Computation by infinite descent made explicit
Sebastian Enqvist
TL;DR
This work introduces a non-wellfounded sequent calculus for intuitionistic logic enriched with inductive and coinductive definitions, using ordinal-annotated fixpoints to capture descent. It provides a computability semantics showing that every valid proof is computable, which yields a normalization result for finitary formulas and guarantees that proofs of certain Sequent forms encode total functions on natural numbers. A Curry–Howard-style interpretation is developed via a term notation and reduction rules, and a categorical model is constructed in which least and greatest fixpoints correspond to initial algebras and final coalgebras, respectively.
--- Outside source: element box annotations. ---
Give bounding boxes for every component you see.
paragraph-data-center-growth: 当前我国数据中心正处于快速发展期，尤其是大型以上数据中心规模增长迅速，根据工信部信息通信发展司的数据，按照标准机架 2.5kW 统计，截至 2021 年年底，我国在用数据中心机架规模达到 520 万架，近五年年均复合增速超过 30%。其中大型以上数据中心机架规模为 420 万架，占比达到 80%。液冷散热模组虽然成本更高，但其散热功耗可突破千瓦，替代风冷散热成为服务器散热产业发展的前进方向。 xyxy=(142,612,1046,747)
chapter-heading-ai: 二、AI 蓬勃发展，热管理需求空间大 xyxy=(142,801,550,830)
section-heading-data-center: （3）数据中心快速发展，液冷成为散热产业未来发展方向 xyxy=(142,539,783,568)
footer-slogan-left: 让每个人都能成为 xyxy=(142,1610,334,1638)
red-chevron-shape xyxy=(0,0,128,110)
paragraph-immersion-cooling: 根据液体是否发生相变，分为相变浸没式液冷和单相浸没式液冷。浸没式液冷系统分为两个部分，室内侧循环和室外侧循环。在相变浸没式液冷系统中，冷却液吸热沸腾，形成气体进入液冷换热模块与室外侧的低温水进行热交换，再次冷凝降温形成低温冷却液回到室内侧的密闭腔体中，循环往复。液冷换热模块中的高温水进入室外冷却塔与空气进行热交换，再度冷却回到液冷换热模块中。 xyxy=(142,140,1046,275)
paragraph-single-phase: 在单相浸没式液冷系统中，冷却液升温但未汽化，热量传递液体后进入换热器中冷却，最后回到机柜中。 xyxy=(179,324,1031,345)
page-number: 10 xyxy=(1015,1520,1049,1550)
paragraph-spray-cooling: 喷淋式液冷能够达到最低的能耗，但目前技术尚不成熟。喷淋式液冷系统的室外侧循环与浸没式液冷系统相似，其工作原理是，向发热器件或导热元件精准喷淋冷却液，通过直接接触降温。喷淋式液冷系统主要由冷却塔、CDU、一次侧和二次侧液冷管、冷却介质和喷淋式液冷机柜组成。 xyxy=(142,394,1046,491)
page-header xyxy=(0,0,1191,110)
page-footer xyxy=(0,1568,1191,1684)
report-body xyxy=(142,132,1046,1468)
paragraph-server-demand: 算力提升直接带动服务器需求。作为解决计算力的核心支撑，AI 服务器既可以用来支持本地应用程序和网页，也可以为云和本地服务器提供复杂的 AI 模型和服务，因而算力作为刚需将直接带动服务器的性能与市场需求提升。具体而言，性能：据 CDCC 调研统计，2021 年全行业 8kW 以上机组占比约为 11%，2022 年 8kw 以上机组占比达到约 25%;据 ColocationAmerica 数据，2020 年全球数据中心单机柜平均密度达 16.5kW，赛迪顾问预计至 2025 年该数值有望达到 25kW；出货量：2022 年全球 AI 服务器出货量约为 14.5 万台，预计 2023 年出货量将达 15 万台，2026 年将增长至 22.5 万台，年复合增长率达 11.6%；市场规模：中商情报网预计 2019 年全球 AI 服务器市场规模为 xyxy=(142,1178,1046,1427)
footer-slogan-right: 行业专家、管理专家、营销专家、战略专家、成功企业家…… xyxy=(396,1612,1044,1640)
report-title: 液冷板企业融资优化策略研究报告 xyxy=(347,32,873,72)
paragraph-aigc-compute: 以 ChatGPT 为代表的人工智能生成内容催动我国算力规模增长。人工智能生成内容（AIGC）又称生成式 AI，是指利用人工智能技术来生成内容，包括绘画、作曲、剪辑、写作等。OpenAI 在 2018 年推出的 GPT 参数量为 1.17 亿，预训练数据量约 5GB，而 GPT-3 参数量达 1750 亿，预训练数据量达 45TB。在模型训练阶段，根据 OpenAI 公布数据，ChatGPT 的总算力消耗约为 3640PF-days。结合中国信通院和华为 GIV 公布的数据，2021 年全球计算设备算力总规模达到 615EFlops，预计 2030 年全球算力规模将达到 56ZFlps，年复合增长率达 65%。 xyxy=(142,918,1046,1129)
The paper also discusses the relationship to bouncing-thread validity and outlines future work on full cut-elimination and representation of bouncing-thread proofs within this framework.
Abstract
We introduce a non-wellfounded proof system for intuitionistic logic extended with inductive and co-inductive definitions, based on a syntax in which fixpoint formulas are annotated with explicit variables for ordinals. We explore the computational content of this system, in particular we introduce a notion of computability and show that every valid proof is computable. As a consequence, we obtain a normalization result for proofs of what we call finitary formulas. A special case of this result is that every proof of a sequent of the appropriate form represents a unique function on natural numbers. Finally, we derive a categorical model from the proof system and show that least and greatest fixpoint formulas correspond to initial algebras and final coalgebras respectively.